First Baptist of LaPlace is the only church in St. John the Baptist Parish to run an Awana program and one of only two churches in the entire River Parishes area to do so.

Naylor said the unique thing about Awana is that it is not tied to any specific denomination. According to its website, Awana works with churches from more than 100 different denominations. This means any child could attend a meeting without being confused about religious traditions.  

First Baptist’s annual Vacation Bible School each summer is vastly popular throughout the parish, and Naylor said he would love to see Awana experience that same level of popularity.

Jodi Laiche, a member of First Baptist whose three children have been participating in Awana since its beginning, said she appreciates that the meetings help with her children’s Christian growth.

The Awana program runs in conjunction with the school year, with the program starting in August and ending in May. Naylor said that any child could start the program at any time however.

Each week, kids can earn points for meeting attendance and church attendance, no matter what church it is. Points can also be learned for memorizing Bible verses, bringing a friend to an Awana meeting or other specified tasks. The points translate into Awana Bucks, which can be used at the Awana store to purchase small toys and treats.

Check-in for the meetings start at 4:45 p.m. and the meeting runs from 5 p.m.  until 6:30 p.m. The program is an outreach for ages starting at 2 years old and spanning through sixth grade.

Cortez explained that after a student graduates from the program, they can volunteer at Awana meetings as a student worker. One of the current student volunteers is Samuel Naylor, Pastor Paul’s son.

“They don’t want to leave Awana when they graduate,” said Cortez, “Being a student worker gives them an opportunity to learn about service.”
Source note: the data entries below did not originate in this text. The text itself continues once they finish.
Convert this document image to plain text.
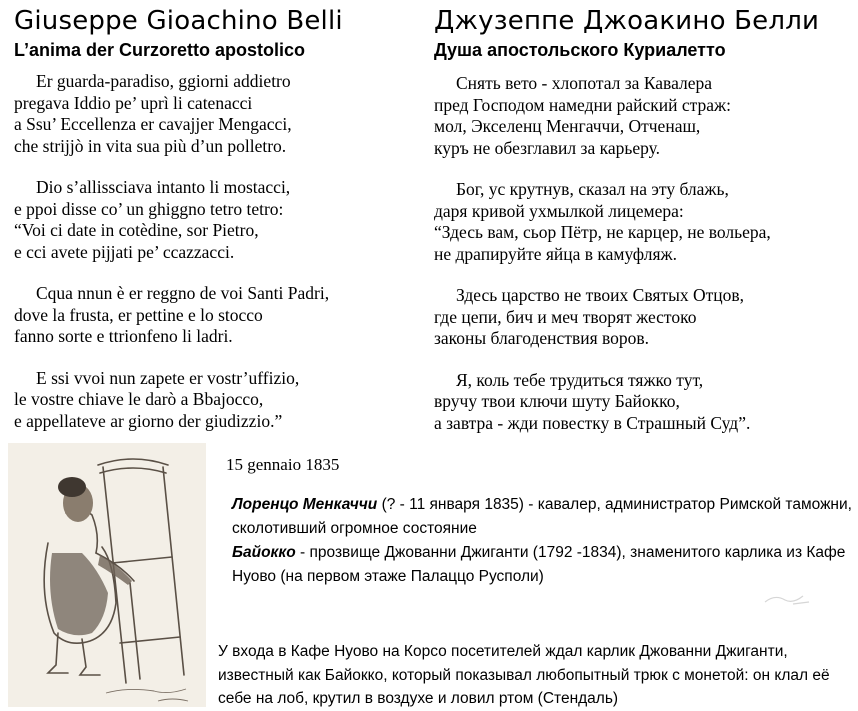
Giuseppe Gioachino Belli
L’anima der Curzoretto apostolico
Er guarda-paradiso, ggiorni addietro
pregava Iddio pe’ uprì li catenacci
a Ssu’ Eccellenza er cavajjer Mengacci,
che strijjò in vita sua più d’un polletro.
Dio s’allissciava intanto li mostacci,
e ppoi disse co’ un ghiggno tetro tetro:
“Voi ci date in cotèdine, sor Pietro,
e cci avete pijjati pe’ ccazzacci.
Cqua nnun è er reggno de voi Santi Padri,
dove la frusta, er pettine e lo stocco
fanno sorte e ttrionfeno li ladri.
E ssi vvoi nun zapete er vostr’uffizio,
le vostre chiave le darò a Bbajocco,
e appellateve ar giorno der giudizzio.”
Джузеппе Джоакино Белли
Душа апостольского Куриалетто
Снять вето - хлопотал за Кавалера
пред Господом намедни райский страж:
мол, Экселенц Менгаччи, Отченаш,
куръ не обезглавил за карьеру.
Бог, ус крутнув, сказал на эту блажь,
даря кривой ухмылкой лицемера:
“Здесь вам, сьор Пётр, не карцер, не вольера,
не драпируйте яйца в камуфляж.
Здесь царство не твоих Святых Отцов,
где цепи, бич и меч творят жестоко
законы благоденствия воров.
Я, коль тебе трудиться тяжко тут,
вручу твои ключи шуту Байокко,
а завтра - жди повестку в Страшный Суд”.
15 gennaio 1835
Лоренцо Менкаччи (? - 11 января 1835) - кавалер, администратор Римской таможни, сколотивший огромное состояние
Байокко - прозвище Джованни Джиганти (1792 -1834), знаменитого карлика из Кафе Нуово (на первом этаже Палаццо Русполи)
У входа в Кафе Нуово на Корсо посетителей ждал карлик Джованни Джиганти, известный как Байокко, который показывал любопытный трюк с монетой: он клал её себе на лоб, крутил в воздухе и ловил ртом (Стендаль)
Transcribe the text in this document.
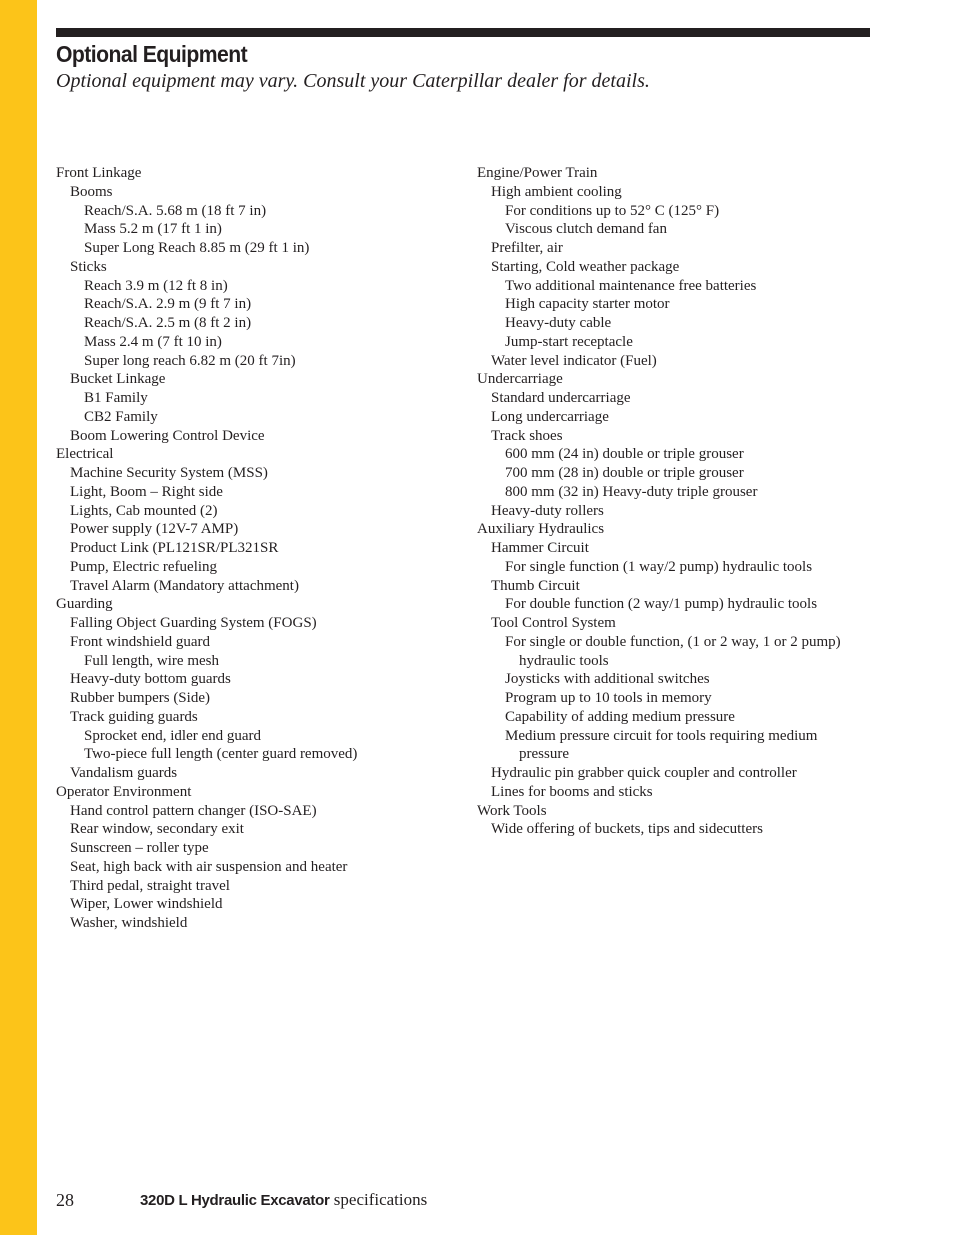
Optional Equipment

Optional equipment may vary. Consult your Caterpillar dealer for details.

Front Linkage
Booms
Reach/S.A. 5.68 m (18 ft 7 in)
Mass 5.2 m (17 ft 1 in)
Super Long Reach 8.85 m (29 ft 1 in)
Sticks
Reach 3.9 m (12 ft 8 in)
Reach/S.A. 2.9 m (9 ft 7 in)
Reach/S.A. 2.5 m (8 ft 2 in)
Mass 2.4 m (7 ft 10 in)
Super long reach 6.82 m (20 ft 7in)
Bucket Linkage
B1 Family
CB2 Family
Boom Lowering Control Device
Electrical
Machine Security System (MSS)
Light, Boom – Right side
Lights, Cab mounted (2)
Power supply (12V-7 AMP)
Product Link (PL121SR/PL321SR
Pump, Electric refueling
Travel Alarm (Mandatory attachment)
Guarding
Falling Object Guarding System (FOGS)
Front windshield guard
Full length, wire mesh
Heavy-duty bottom guards
Rubber bumpers (Side)
Track guiding guards
Sprocket end, idler end guard
Two-piece full length (center guard removed)
Vandalism guards
Operator Environment
Hand control pattern changer (ISO-SAE)
Rear window, secondary exit
Sunscreen – roller type
Seat, high back with air suspension and heater
Third pedal, straight travel
Wiper, Lower windshield
Washer, windshield
Engine/Power Train
High ambient cooling
For conditions up to 52° C (125° F)
Viscous clutch demand fan
Prefilter, air
Starting, Cold weather package
Two additional maintenance free batteries
High capacity starter motor
Heavy-duty cable
Jump-start receptacle
Water level indicator (Fuel)
Undercarriage
Standard undercarriage
Long undercarriage
Track shoes
600 mm (24 in) double or triple grouser
700 mm (28 in) double or triple grouser
800 mm (32 in) Heavy-duty triple grouser
Heavy-duty rollers
Auxiliary Hydraulics
Hammer Circuit
For single function (1 way/2 pump) hydraulic tools
Thumb Circuit
For double function (2 way/1 pump) hydraulic tools
Tool Control System
For single or double function, (1 or 2 way, 1 or 2 pump)
hydraulic tools
Joysticks with additional switches
Program up to 10 tools in memory
Capability of adding medium pressure
Medium pressure circuit for tools requiring medium
pressure
Hydraulic pin grabber quick coupler and controller
Lines for booms and sticks
Work Tools
Wide offering of buckets, tips and sidecutters
28	320D L Hydraulic Excavator specifications
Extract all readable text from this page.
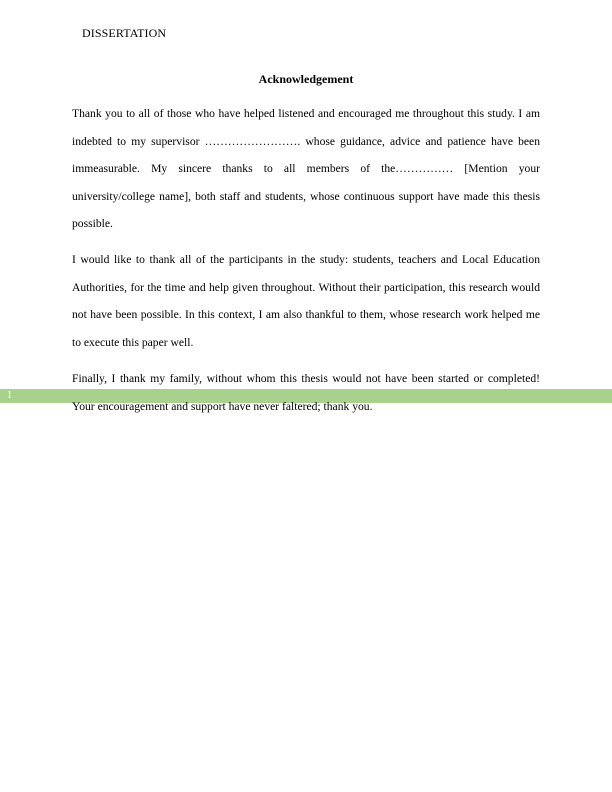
DISSERTATION
Acknowledgement

Thank you to all of those who have helped listened and encouraged me throughout this study. I am indebted to my supervisor ……………………. whose guidance, advice and patience have been immeasurable. My sincere thanks to all members of the…………… [Mention your university/college name], both staff and students, whose continuous support have made this thesis possible.

I would like to thank all of the participants in the study: students, teachers and Local Education Authorities, for the time and help given throughout. Without their participation, this research would not have been possible. In this context, I am also thankful to them, whose research work helped me to execute this paper well.

1

Finally, I thank my family, without whom this thesis would not have been started or completed! Your encouragement and support have never faltered; thank you.
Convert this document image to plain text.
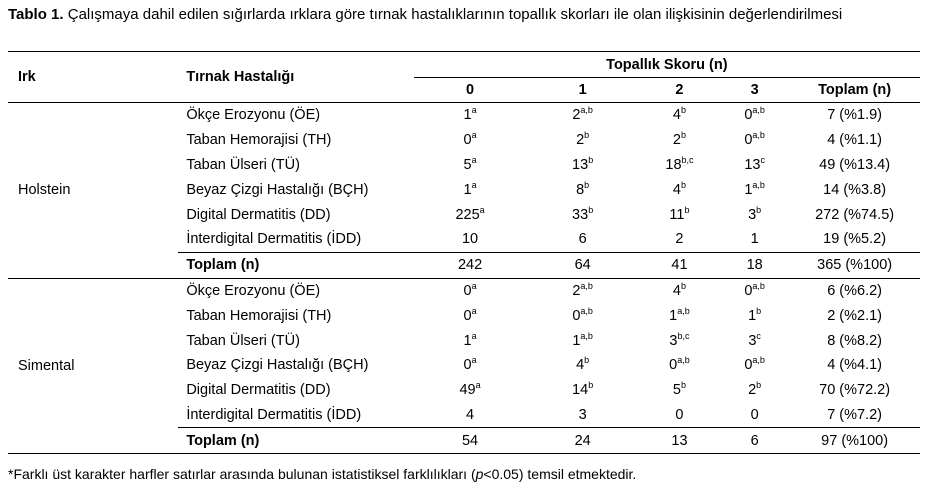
Tablo 1. Çalışmaya dahil edilen sığırlarda ırklara göre tırnak hastalıklarının topallık skorları ile olan ilişkisinin değerlendirilmesi
Irk	Tırnak Hastalığı	Topallık Skoru (n)				
		0	1	2	3	Toplam (n)
Holstein	Ökçe Erozyonu (ÖE)	1$^a$	2$^{a,b}$	4$^b$	0$^{a,b}$	7 (%1.9)
	Taban Hemorajisi (TH)	0$^a$	2$^b$	2$^b$	0$^{a,b}$	4 (%1.1)
	Taban Ülseri (TÜ)	5$^a$	13$^b$	18$^{b,c}$	13$^c$	49 (%13.4)
	Beyaz Çizgi Hastalığı (BÇH)	1$^a$	8$^b$	4$^b$	1$^{a,b}$	14 (%3.8)
	Digital Dermatitis (DD)	225$^a$	33$^b$	11$^b$	3$^b$	272 (%74.5)
	İnterdigital Dermatitis (İDD)	10	6	2	1	19 (%5.2)
	Toplam (n)	242	64	41	18	365 (%100)
Simental	Ökçe Erozyonu (ÖE)	0$^a$	2$^{a,b}$	4$^b$	0$^{a,b}$	6 (%6.2)
	Taban Hemorajisi (TH)	0$^a$	0$^{a,b}$	1$^{a,b}$	1$^b$	2 (%2.1)
	Taban Ülseri (TÜ)	1$^a$	1$^{a,b}$	3$^{b,c}$	3$^c$	8 (%8.2)
	Beyaz Çizgi Hastalığı (BÇH)	0$^a$	4$^b$	0$^{a,b}$	0$^{a,b}$	4 (%4.1)
	Digital Dermatitis (DD)	49$^a$	14$^b$	5$^b$	2$^b$	70 (%72.2)
	İnterdigital Dermatitis (İDD)	4	3	0	0	7 (%7.2)
	Toplam (n)	54	24	13	6	97 (%100)
*Farklı üst karakter harfler satırlar arasında bulunan istatistiksel farklılıkları (p<0.05) temsil etmektedir.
The cost for membership to Awana is $25 a year. Covered in that cost is each child’s workbook and uniform. Naylor stressed that no one would be turned away because of financial hardships, and Cortez reiterated that scholarships were available to children interested in attending but not able to pay.

Naylor said the program does not financially profit the church at all, but that he felt it was important to offer the club to the youth of the parish.

During the meeting time, parents are welcome to stay and watch their child participate, or children can be dropped off and picked up. Parents can also serve as volunteers. Naylor pointed out that all volunteers at the church have background checks run to ensure the safety of each and every child.